In 1951, ladies suits were tailored to show off a tiny waist. Design details were used to great effect to fool the eye and make waistlines appear even smaller than they were. Hem lengths for straight skirts fell 3"-4" below the knee. While fuller skirts were finally starting to become popular, most women opted for the classic straight skirt when purchasing a suit. Enjoy these beauties from 1951!
How can you not go crazy for this suit by Schiaparelli? 4 diagonal pleats all converge at the waist with a big button right in the center. It appears that the hipline of the jacket is flared just slightly with the use of stiff interlining. That technique also makes the waist appear tiny.

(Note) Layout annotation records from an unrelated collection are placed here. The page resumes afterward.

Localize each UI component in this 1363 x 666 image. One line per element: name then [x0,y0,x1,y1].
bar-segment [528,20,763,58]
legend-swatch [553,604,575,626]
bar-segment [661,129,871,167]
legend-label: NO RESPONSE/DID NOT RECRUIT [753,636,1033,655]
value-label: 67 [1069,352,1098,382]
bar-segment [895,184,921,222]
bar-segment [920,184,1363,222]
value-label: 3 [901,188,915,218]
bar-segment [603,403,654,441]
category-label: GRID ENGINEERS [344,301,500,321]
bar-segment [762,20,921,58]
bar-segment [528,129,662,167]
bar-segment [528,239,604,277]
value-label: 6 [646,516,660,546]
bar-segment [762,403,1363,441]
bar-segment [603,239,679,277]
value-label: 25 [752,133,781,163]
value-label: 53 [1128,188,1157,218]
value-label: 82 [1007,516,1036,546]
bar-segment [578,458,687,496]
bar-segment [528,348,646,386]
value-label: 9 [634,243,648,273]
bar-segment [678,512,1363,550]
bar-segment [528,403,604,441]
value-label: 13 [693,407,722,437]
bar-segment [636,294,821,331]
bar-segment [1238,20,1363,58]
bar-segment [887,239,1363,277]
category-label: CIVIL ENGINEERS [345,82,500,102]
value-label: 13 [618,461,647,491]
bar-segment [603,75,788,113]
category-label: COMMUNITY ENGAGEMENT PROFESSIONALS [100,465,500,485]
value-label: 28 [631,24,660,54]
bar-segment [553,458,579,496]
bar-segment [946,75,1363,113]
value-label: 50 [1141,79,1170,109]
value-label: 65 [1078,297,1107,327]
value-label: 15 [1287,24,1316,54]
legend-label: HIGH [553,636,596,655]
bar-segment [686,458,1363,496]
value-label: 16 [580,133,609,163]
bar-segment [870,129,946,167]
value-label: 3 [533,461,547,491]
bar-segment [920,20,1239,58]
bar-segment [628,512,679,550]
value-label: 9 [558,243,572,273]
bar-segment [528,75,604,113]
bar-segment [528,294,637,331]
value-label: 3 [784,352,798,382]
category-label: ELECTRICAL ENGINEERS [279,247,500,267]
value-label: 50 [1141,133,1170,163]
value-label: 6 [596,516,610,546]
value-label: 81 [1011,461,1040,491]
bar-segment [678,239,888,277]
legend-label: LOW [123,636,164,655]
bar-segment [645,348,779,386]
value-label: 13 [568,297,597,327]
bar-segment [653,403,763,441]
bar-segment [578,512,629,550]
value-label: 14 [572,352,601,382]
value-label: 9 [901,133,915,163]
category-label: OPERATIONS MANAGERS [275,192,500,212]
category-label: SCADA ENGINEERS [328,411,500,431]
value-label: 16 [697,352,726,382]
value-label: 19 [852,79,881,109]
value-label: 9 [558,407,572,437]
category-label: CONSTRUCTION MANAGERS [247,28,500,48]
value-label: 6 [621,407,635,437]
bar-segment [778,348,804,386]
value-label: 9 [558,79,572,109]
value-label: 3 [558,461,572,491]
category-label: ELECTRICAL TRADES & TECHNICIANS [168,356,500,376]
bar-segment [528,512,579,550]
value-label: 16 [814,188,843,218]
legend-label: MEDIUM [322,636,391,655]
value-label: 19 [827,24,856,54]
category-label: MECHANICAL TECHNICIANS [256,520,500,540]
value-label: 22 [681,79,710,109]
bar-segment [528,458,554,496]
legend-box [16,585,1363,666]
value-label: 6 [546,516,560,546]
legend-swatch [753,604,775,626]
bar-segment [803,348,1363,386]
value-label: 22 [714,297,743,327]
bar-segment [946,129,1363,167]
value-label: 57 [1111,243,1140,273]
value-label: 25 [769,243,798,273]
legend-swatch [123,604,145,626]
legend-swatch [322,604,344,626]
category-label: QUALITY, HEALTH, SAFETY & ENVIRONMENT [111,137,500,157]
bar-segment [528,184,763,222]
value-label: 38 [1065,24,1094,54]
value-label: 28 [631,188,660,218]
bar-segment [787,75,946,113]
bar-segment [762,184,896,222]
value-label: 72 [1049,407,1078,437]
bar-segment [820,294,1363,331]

Adele Simpson wool suit in black and white tweed with black velvet lining the neckline. The black buttons end right at the waist and your eye is drawn right to that point. The hips stand away just slightly to make the waist appear small. Suit sold for $155 in 1951 (about $1297 in today's dollar).
Swansdown offered this wool tweed suit. The jacket has a subtle stripe that co-ordinates with the skirt. Those big pocket flaps accent the width of the hips, making the waist appear smaller. The suit sold for $80 in 1951 (about $670 in today's dollar).
Famous furrier Revillon offered this suit in wool with an attached Karakul lamb fur stole. Here the jacket flares into a pleated peplum and the waist is belted, all to accent the appearance of slimness.
Another Adele Simpson suit, this time in black and white micro-herringbone check with black velvet at the collar. Here Simpson makes a V with the buttons, fooling the eye into thinking the bust is large and the waist is tiny. The hipline of this jacket is definitely wider than that of the skirt. Suit sold for $155 in 1951 (about $1297 in today's dollar).